Il y a vingt ans, les forces de gauche vivaient des moments très difficiles en Amérique latine comme dans le reste du monde. Après la chute du mur de Berlin, l’Union soviétique tombait dans l’abîme pour disparaître à la fin de 1991. En février 1990, faute d’une arrière-garde bien nécessaire, la révolution sandiniste était désavouée dans les urnes et les guérillas d’Amérique centrale étaient contraintes à la démobilisation. Le seul pays qui continuait à brandir le drapeau de la révolution était Cuba, malgré les augures qui annonçaient que sa fin était proche. Dans de telles conditions, il était difficile d’imaginer que vingt ans plus tard la plus grande partie de nos pays serait gouvernées par des dirigeants de gauche.

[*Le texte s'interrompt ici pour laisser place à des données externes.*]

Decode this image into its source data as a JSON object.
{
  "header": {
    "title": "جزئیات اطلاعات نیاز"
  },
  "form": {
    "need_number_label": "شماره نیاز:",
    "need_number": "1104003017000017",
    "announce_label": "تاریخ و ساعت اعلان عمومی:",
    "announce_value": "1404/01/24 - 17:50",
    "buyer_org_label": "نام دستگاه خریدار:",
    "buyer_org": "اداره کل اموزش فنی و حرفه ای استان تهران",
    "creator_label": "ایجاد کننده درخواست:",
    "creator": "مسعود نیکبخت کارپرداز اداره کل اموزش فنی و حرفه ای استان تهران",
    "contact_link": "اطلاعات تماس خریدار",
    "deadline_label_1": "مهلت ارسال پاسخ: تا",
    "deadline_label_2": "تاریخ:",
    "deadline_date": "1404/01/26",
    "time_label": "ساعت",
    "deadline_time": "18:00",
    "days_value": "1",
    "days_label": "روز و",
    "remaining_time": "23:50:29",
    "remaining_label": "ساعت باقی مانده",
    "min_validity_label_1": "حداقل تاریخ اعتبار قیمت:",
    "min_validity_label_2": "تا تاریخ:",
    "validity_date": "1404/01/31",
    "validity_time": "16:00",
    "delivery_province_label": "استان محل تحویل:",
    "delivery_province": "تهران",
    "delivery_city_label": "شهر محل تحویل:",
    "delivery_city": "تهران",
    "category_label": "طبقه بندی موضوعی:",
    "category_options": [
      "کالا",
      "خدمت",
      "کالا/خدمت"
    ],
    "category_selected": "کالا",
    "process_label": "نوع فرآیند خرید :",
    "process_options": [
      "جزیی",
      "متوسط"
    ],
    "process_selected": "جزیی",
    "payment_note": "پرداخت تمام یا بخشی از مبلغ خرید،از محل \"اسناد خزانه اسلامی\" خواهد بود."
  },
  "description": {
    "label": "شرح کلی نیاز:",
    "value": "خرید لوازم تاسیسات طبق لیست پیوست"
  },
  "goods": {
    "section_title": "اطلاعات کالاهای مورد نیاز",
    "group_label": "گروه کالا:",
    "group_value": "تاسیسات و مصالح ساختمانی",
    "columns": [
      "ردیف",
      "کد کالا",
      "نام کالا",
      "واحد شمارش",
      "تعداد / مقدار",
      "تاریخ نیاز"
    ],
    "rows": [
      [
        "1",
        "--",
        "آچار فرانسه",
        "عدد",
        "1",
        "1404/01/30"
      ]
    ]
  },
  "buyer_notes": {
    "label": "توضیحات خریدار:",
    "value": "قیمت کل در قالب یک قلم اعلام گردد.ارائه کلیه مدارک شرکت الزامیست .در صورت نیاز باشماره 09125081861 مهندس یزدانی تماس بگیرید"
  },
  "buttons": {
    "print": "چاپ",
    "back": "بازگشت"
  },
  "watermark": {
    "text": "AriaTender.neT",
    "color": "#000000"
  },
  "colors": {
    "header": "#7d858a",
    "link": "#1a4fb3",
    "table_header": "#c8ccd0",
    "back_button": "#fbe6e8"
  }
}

La débâcle du socialisme soviétique a mis dans une situation très difficile la gauche latino-américaine, en particulier la gauche marxiste-léniniste. Pendant les années quatre-vingt, cette dernière avait beaucoup appris, aussi bien des expériences dictatoriales du « Cône Sud1 » et des formes de résistance qui se sont manifestées à cette occasion que des expériences de lutte des mouvements de guérilla d’Amérique centrale et de Colombie. C’est alors qu’elle a commencé à surmonter les erreurs que l’on avait commises dans les années précédentes, déviations dues à la mise en œuvre sans discernement du modèle bolchevique de parti. Je ne puis développer ici ce point que j’ai traité en détail dans mon livre Recontruyendo la izquierda2, et me limiterai donc à une simple énumération de ces défauts : avant-gardisme ; verticalisme et autoritarisme ; théoricisme et dogmatisme conduisant au stratégisme ; subjectivisme dans l’analyse de la réalité, conduisant à définir des stratégies inadéquates ; incapacité à voir la réalité de notre sujet social révolutionnaire, conduisant à méconnaître le potentiel de lutte des mouvements ethnico-culturels et du christianisme révolutionnaire proche des pauvres ; conception de la révolution comme prise du pouvoir par une minorité agissante, capable de résoudre du haut de l’état les problèmes du peuple ; reconnaissance insuffisante de ce qu’est la démocratie, au point de faire une distinction entre les forces révolutionnaires et les forces démocratiques comme si les premières n’étaient pas démocratiques…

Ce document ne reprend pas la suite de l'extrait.